A year ago, a Ministry of Education official had told this newspaper that it would be “another story” when the full reality of published texts becomes apparent. That ‘other story’ appeared on the faces of the shell-shocked parents gathered in the area of Giftland OfficeMax’s text book department.
We did some quick calculations. The counter clerk at Giftland told us that a book list for one of the city’s private schools would cost in the region of forty thousand dollars. The Primary Three list for the same school would cost around forty thousand dollars. The store in question didn’t have quite a few of the secondary school texts though we were able to learn that the Form Two mathematics text was being sold for five thousand five hundred dollars.
Once school reopens on Monday the state schools will begin their own distribution of text books. That is never an uncomplicated matter. All too frequently there are not enough books to go around and when we spoke with some parents in a department store about the issue of text books they all said that while the state-issued texts cost nothing it was not uncommon for children to go through am entire school year with no more than one or two books.

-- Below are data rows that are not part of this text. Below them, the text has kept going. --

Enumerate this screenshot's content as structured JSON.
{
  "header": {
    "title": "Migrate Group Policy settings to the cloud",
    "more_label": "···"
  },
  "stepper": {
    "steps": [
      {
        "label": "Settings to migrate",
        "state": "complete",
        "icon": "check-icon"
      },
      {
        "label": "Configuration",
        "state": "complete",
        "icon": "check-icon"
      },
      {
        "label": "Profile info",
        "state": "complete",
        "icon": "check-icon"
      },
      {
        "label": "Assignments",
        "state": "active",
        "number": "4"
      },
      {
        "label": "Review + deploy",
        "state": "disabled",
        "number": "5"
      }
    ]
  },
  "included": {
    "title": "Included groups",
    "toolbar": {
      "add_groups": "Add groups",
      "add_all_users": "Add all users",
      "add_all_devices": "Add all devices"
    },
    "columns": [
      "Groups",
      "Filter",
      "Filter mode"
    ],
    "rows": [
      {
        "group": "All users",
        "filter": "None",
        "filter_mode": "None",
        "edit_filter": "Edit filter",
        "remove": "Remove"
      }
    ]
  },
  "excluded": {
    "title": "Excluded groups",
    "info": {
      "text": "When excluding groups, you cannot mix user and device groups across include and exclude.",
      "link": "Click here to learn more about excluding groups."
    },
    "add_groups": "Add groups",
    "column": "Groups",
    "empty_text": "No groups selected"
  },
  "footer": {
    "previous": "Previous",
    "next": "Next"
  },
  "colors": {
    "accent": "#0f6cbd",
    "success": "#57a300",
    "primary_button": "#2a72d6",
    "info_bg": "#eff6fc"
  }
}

We discovered too that in the matter of pirated texts one swallow does not make a summer. Some of the underground outlets persist and the parents who cannot afford the cost of original texts are supporting the underground facilities. Even the established booksellers concede that pirated texts will be difficult to eradicate. It is the high and in some cases astronomical cost of original texts which, above all else, keeps the pirates in business and, the moral and legal considerations notwithstanding, the enterprise is likely to persist unless and until we find a way of making school texts cheaper for ordinary people who place a high premium on their children’s education.